Miguel Ángel Amonzabel Gonzales

En Bolivia, la lucha contra la corrupción ha sido una batalla constante marcada por la impunidad y la desconfianza en las instituciones públicas. A pesar de los esfuerzos esporádicos por parte de diferentes administraciones para combatir este flagelo, los resultados han sido desalentadores para los ciudadanos bolivianos, quienes ven cómo las denuncias con pruebas contundentes no alcanzan resultados efectivos.

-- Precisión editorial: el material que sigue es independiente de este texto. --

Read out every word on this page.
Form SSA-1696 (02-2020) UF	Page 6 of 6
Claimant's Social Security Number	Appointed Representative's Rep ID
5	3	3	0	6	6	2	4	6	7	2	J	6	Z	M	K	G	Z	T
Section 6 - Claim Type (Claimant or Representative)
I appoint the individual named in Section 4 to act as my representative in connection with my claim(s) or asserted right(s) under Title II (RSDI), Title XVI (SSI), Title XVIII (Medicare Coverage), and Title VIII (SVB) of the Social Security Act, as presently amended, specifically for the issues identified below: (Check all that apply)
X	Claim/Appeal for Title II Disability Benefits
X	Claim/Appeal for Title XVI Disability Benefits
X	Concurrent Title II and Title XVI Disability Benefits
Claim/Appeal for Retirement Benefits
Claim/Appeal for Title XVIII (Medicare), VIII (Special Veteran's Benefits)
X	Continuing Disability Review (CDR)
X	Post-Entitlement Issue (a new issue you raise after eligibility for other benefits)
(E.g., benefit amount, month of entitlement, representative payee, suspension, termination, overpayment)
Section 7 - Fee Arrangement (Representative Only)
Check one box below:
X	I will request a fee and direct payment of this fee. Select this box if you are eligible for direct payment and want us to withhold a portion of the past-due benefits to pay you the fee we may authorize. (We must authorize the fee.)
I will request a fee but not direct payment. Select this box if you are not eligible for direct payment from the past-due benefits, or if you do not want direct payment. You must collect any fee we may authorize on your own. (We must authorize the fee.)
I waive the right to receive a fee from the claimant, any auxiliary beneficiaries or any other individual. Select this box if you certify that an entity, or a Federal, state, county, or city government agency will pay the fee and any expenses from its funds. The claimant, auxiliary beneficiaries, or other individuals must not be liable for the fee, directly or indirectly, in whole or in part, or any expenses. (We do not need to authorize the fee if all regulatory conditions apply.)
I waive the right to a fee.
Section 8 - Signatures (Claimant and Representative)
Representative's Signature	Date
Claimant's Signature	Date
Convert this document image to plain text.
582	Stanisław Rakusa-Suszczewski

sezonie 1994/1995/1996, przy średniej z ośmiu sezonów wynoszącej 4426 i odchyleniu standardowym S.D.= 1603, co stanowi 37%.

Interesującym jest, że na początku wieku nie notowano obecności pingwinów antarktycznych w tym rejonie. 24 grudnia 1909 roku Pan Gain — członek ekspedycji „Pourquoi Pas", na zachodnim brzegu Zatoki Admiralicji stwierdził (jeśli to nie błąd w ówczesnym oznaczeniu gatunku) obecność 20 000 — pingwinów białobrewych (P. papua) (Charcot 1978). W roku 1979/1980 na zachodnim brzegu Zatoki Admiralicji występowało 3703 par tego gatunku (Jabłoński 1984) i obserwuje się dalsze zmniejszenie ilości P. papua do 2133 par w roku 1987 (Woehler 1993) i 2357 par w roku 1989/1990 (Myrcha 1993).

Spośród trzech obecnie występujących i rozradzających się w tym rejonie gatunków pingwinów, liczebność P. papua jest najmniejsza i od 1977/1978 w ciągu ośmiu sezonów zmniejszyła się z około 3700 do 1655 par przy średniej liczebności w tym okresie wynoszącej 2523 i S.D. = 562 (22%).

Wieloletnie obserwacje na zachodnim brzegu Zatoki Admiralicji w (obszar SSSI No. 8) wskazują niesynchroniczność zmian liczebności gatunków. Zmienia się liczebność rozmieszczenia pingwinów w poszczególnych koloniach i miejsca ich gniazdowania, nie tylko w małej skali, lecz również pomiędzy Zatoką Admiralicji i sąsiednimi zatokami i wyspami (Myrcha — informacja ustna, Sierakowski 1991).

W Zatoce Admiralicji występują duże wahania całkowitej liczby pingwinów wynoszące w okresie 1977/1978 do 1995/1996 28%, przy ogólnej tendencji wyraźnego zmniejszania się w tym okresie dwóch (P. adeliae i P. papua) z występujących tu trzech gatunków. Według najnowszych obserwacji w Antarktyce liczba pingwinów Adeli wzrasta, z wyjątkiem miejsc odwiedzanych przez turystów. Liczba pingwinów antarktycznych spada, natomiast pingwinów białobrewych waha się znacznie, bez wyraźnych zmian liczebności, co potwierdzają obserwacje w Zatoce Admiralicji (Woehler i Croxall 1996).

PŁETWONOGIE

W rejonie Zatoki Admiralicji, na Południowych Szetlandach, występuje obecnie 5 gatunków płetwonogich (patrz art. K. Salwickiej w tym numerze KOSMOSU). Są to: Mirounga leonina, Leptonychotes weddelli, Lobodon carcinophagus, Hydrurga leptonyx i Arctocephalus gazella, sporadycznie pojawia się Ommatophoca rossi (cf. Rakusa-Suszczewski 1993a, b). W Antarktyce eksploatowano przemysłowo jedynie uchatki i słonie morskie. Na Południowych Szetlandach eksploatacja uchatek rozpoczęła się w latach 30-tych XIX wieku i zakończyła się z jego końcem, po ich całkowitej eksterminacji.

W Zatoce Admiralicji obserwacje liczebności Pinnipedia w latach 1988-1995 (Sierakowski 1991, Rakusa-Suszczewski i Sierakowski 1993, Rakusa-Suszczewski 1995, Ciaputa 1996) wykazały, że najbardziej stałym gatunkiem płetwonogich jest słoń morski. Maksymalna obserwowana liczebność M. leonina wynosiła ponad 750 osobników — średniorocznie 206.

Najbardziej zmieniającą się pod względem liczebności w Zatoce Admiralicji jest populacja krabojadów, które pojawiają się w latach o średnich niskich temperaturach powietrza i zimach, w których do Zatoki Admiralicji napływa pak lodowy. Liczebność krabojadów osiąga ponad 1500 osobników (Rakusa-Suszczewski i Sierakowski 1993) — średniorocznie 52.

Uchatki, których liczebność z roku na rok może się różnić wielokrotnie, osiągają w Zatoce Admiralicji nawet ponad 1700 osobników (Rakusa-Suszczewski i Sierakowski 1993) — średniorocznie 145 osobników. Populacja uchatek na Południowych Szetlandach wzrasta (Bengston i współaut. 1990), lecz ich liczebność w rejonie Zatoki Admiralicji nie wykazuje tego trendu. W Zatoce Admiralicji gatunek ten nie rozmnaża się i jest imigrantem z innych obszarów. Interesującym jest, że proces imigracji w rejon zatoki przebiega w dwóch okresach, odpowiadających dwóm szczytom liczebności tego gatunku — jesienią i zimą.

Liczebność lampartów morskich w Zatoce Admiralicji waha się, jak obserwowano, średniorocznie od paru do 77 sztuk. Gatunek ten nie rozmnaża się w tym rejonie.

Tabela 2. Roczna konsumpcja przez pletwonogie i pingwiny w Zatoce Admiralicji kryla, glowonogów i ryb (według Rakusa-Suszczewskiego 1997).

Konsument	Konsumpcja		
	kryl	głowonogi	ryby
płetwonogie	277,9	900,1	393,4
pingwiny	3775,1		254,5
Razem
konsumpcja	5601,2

La corrupción se ha vuelto tan común en las esferas públicas bolivianas que ha llegado a ser normalizada por la población. Este fenómeno no solo perpetúa el ciclo de corrupción, sino que también desalienta a los ciudadanos a denunciar, debido al temor a represalias. La falta de consecuencias significativas para los culpables crea un ambiente donde la impunidad se considera asegurada, fomentando así nuevos actos corruptos entre aquellos que buscan aprovecharse del sistema.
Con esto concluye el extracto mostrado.